Colorectal cancer (CRC) is the 2nd leading cause of cancer death in the United States (US). Rural Appalachia suffers the highest CRC incidence and mortality rates. There are several non-clinical health-related social determinant factors (SDOH) associated with cancer mortality. This study describes novel predictive modeling that uses demographic, clinical, and SDOH features from health records data from Appalachian community cancer centers to predict 5-year CRC survival. We trained, validated, and tested four gradient-boosted tree ensemble (XGBoost) machine learning models which were developed using selected combinations of available features. The area under the receiver operating characteristic curve was greatest in the model that included SDOH features with demographic and clinical features (0.79; P < 0.0001). Feature stratification showed rurality as the top SDOH feature. It is demonstrated that the ML model performs better when SDOH features are included, and that rurality significantly impacts CRC survival in Appalachia. The study provides preliminary indications that further data collection and evaluation of SDOH factors would strengthen our understanding of their impact on cancer survival in Appalachia and other underserved populations and improve development of strategies for care delivery.
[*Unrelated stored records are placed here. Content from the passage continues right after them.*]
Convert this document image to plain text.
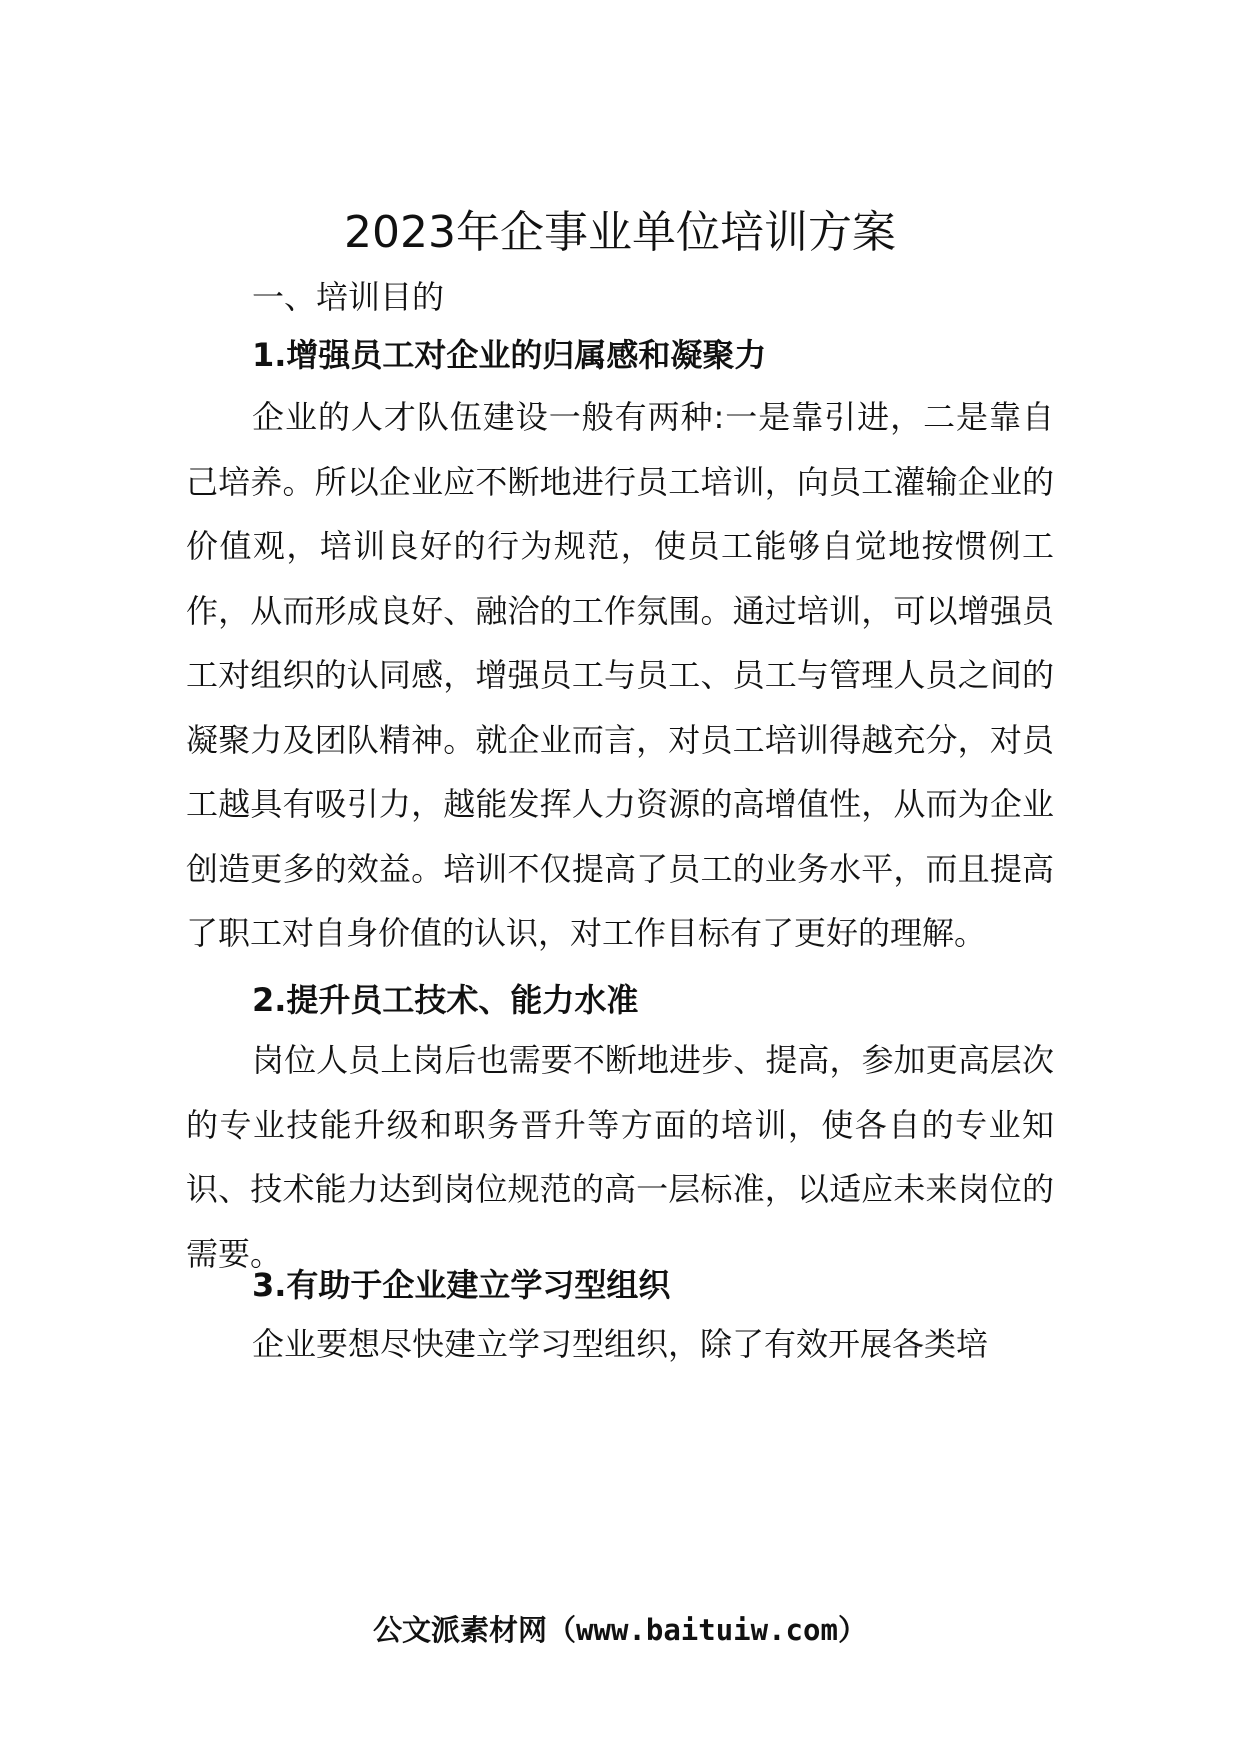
2023年企事业单位培训方案

一、培训目的

1.增强员工对企业的归属感和凝聚力

企业的人才队伍建设一般有两种:一是靠引进，二是靠自己培养。所以企业应不断地进行员工培训，向员工灌输企业的价值观，培训良好的行为规范，使员工能够自觉地按惯例工作，从而形成良好、融洽的工作氛围。通过培训，可以增强员工对组织的认同感，增强员工与员工、员工与管理人员之间的凝聚力及团队精神。就企业而言，对员工培训得越充分，对员工越具有吸引力，越能发挥人力资源的高增值性，从而为企业创造更多的效益。培训不仅提高了员工的业务水平，而且提高了职工对自身价值的认识，对工作目标有了更好的理解。

2.提升员工技术、能力水准

岗位人员上岗后也需要不断地进步、提高，参加更高层次的专业技能升级和职务晋升等方面的培训，使各自的专业知识、技术能力达到岗位规范的高一层标准，以适应未来岗位的需要。

3.有助于企业建立学习型组织

企业要想尽快建立学习型组织，除了有效开展各类培

公文派素材网（www.baituiw.com）
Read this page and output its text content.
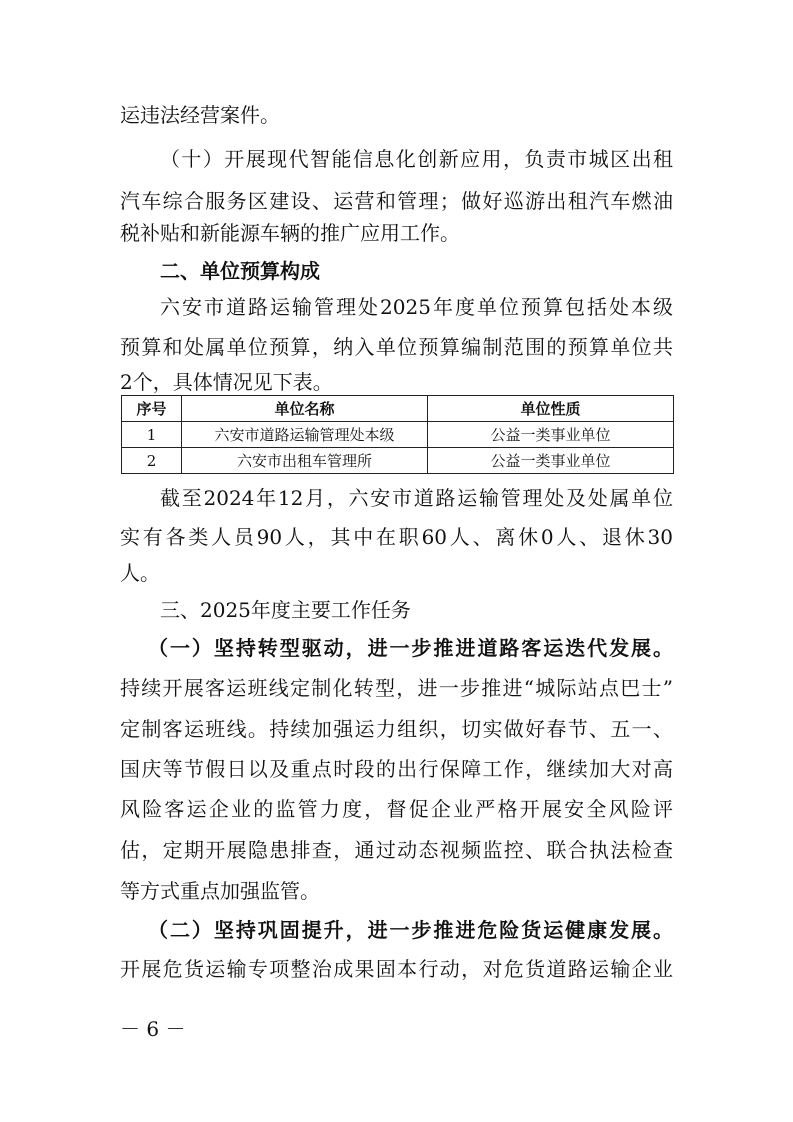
运违法经营案件。
（十）开展现代智能信息化创新应用，负责市城区出租
汽车综合服务区建设、运营和管理；做好巡游出租汽车燃油
税补贴和新能源车辆的推广应用工作。
二、单位预算构成
六安市道路运输管理处2025年度单位预算包括处本级
预算和处属单位预算，纳入单位预算编制范围的预算单位共
2个，具体情况见下表。
序号	单位名称	单位性质
1	六安市道路运输管理处本级	公益一类事业单位
2	六安市出租车管理所	公益一类事业单位
截至2024年12月，六安市道路运输管理处及处属单位
实有各类人员90人，其中在职60人、离休0人、退休30
人。
三、2025年度主要工作任务
（一）坚持转型驱动，进一步推进道路客运迭代发展。
持续开展客运班线定制化转型，进一步推进“城际站点巴士”
定制客运班线。持续加强运力组织，切实做好春节、五一、
国庆等节假日以及重点时段的出行保障工作，继续加大对高
风险客运企业的监管力度，督促企业严格开展安全风险评
估，定期开展隐患排查，通过动态视频监控、联合执法检查
等方式重点加强监管。
（二）坚持巩固提升，进一步推进危险货运健康发展。
开展危货运输专项整治成果固本行动，对危货道路运输企业
－ 6 －
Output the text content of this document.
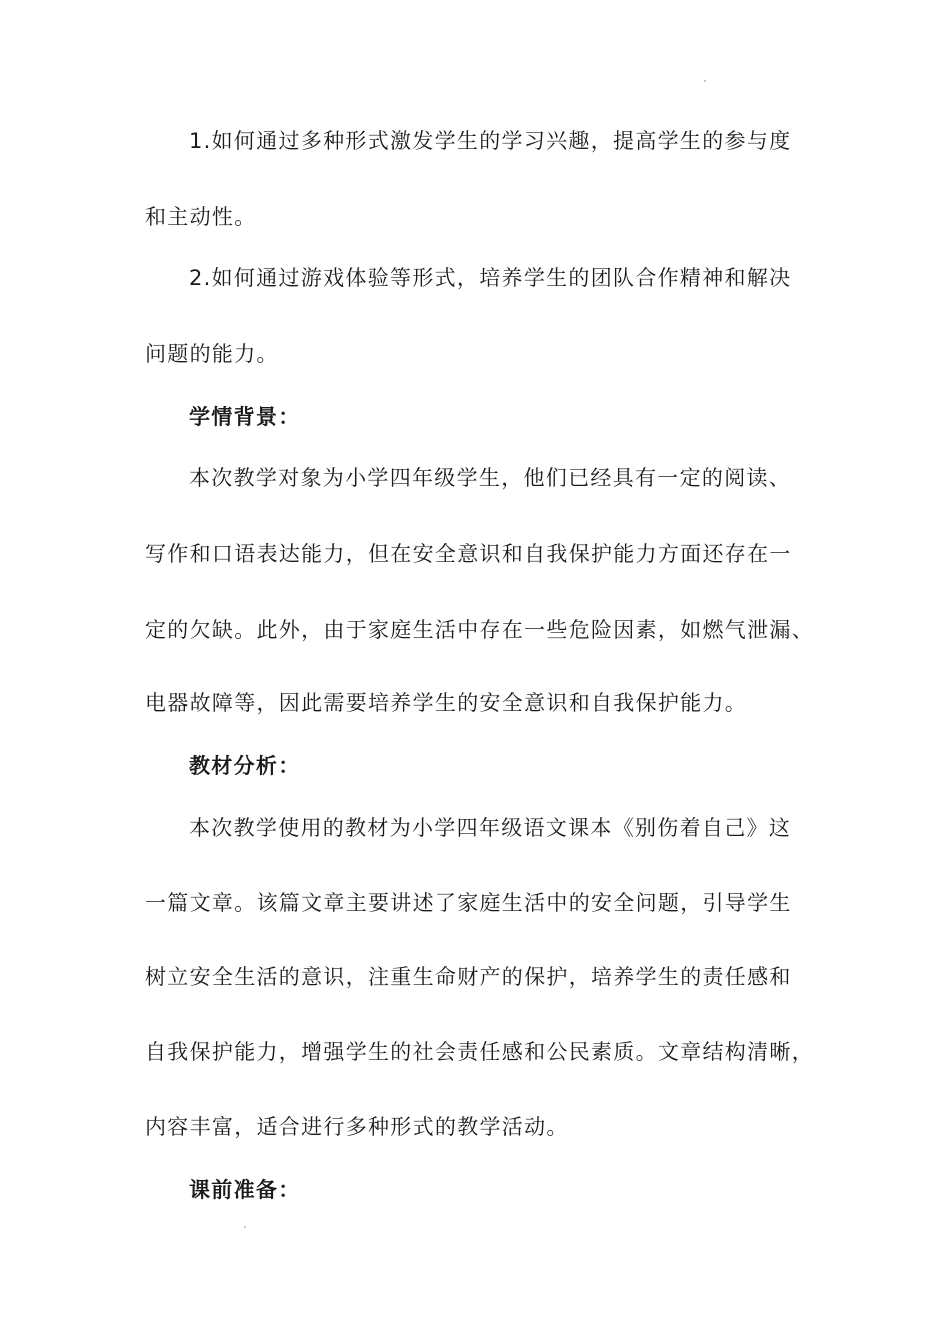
1.如何通过多种形式激发学生的学习兴趣，提高学生的参与度
和主动性。
2.如何通过游戏体验等形式，培养学生的团队合作精神和解决
问题的能力。
学情背景：
本次教学对象为小学四年级学生，他们已经具有一定的阅读、
写作和口语表达能力，但在安全意识和自我保护能力方面还存在一
定的欠缺。此外，由于家庭生活中存在一些危险因素，如燃气泄漏、
电器故障等，因此需要培养学生的安全意识和自我保护能力。
教材分析：
本次教学使用的教材为小学四年级语文课本《别伤着自己》这
一篇文章。该篇文章主要讲述了家庭生活中的安全问题，引导学生
树立安全生活的意识，注重生命财产的保护，培养学生的责任感和
自我保护能力，增强学生的社会责任感和公民素质。文章结构清晰，
内容丰富，适合进行多种形式的教学活动。
课前准备：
结直肠癌(CRC)是美国癌症死亡的第二大主要原因。阿巴拉契亚农村地区的CRC发病率和死亡率最高。有几个与癌症死亡率相关的非临床健康相关社会决定因素(SDOH)。本研究描述了一种新颖的预测模型,该模型使用阿巴拉契亚社区癌症中心健康记录数据中的人口统计学、临床和SDOH特征来预测CRC的5年生存率。我们训练、验证并测试了四个梯度提升树集成(XGBoost)机器学习模型,这些模型是使用可用特征的选定组合开发的。在包含SDOH特征以及人口统计学和临床特征的模型中,受试者工作特征曲线下面积最大(0.79;P < 0.0001)。特征分层显示农村地区是首要的SDOH特征。结果表明,纳入SDOH特征时机器学习模型表现更好,并且农村地区对阿巴拉契亚地区的CRC生存有显著影响。该研究提供了初步迹象,表明进一步收集和评估SDOH因素将加强我们对其对阿巴拉契亚地区和其他服务不足人群癌症生存影响的理解,并改善护理提供策略的制定。